The high-level concept of a product is important for any commerce company w/ an unbounded and unstructured product catalog. In this case, the concept of a Dish is a very valuable primitive for Caviar and GH to understand.

You propose an interesting technique for dish tagging:

1. train word2vec on menu item text 2. Generate menu item embeddings by aggregating respective word vectors 3. Curate dish (label) set 4. Generate embeddings for dish labels by aggregating word vectors 5. Tag menu items w/ their dish label by NN search.

Then once you have this high-level concept of dish you can drive all kinds of interesting product innovations:

* trending asian noodle dishes * tacos in san Diego * It also helps w/ the item sparsity problem in matrix factorization

Do I understand?

I'm going to try this on our next learning Friday.

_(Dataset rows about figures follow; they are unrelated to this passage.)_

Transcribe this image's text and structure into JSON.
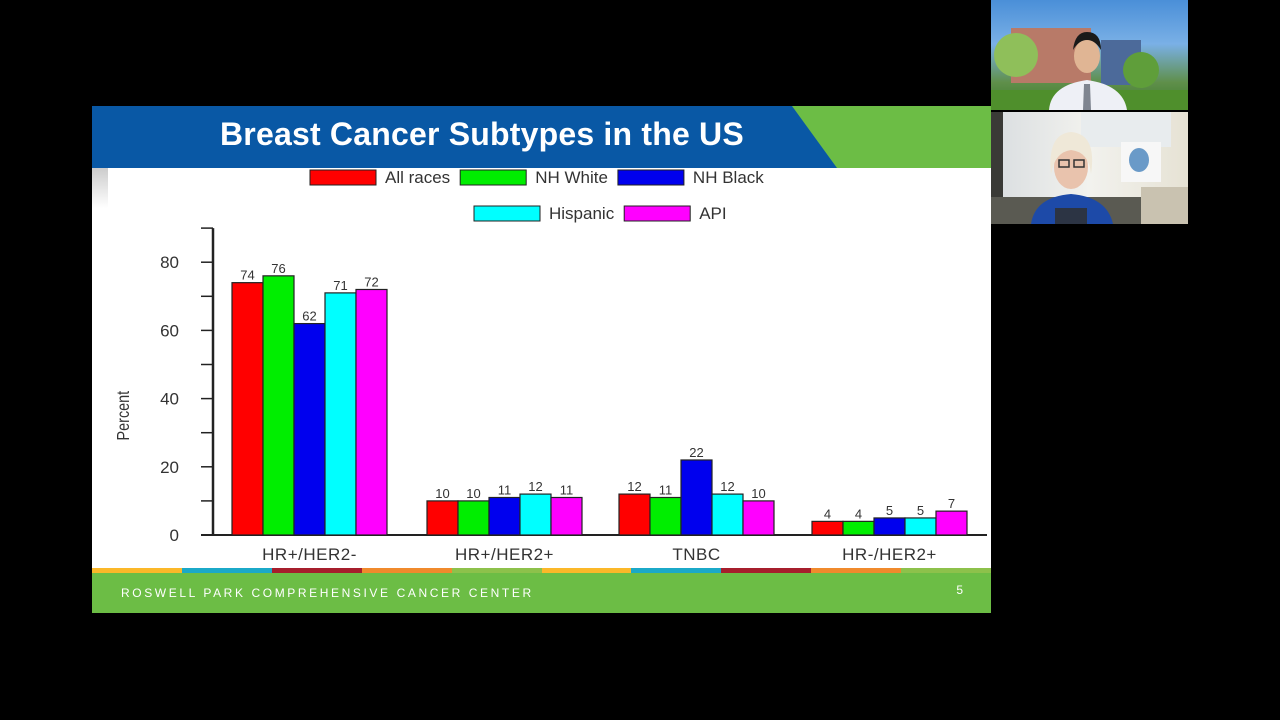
{
  "slide": {
    "title": "Breast Cancer Subtypes in the US",
    "footer": "ROSWELL PARK COMPREHENSIVE CANCER CENTER",
    "page_number": "5",
    "colors": {
      "title_blue": "#0958a5",
      "brand_green": "#6cbd45"
    },
    "stripe_colors": [
      "#fbb829",
      "#1ba9c8",
      "#a61e2c",
      "#f08a2c",
      "#8dc14b",
      "#fbb829",
      "#1ba9c8",
      "#a61e2c",
      "#f08a2c",
      "#8dc14b"
    ]
  },
  "chart_data": {
    "type": "bar",
    "title": "",
    "xlabel": "",
    "ylabel": "Percent",
    "ylim": [
      0,
      90
    ],
    "yticks": [
      0,
      20,
      40,
      60,
      80
    ],
    "minor_tick_step": 10,
    "grid": false,
    "legend_position": "top",
    "categories": [
      "HR+/HER2-",
      "HR+/HER2+",
      "TNBC",
      "HR-/HER2+"
    ],
    "series": [
      {
        "name": "All races",
        "color": "#ff0000",
        "values": [
          74,
          10,
          12,
          4
        ]
      },
      {
        "name": "NH White",
        "color": "#00ee00",
        "values": [
          76,
          10,
          11,
          4
        ]
      },
      {
        "name": "NH Black",
        "color": "#0000ee",
        "values": [
          62,
          11,
          22,
          5
        ]
      },
      {
        "name": "Hispanic",
        "color": "#00ffff",
        "values": [
          71,
          12,
          12,
          5
        ]
      },
      {
        "name": "API",
        "color": "#ff00ff",
        "values": [
          72,
          11,
          10,
          7
        ]
      }
    ]
  },
  "participants": [
    {
      "name": "participant-1",
      "label": ""
    },
    {
      "name": "participant-2",
      "label": ""
    }
  ]
}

We have taken a different route for dish tagging. First we have a graphical model tag some items w/ low coverage but high precision and then we feed that into a classifier to generalize and provider full coverage. It's like a generative model fed into a discriminative model.

>> items w/ low coverage but high precision

Newbie NLP dev here. What's this concept of coverage vs precision that you speak of? It sounds intriguing.

It's the ratio of false positives and false negatives to their true equivalents.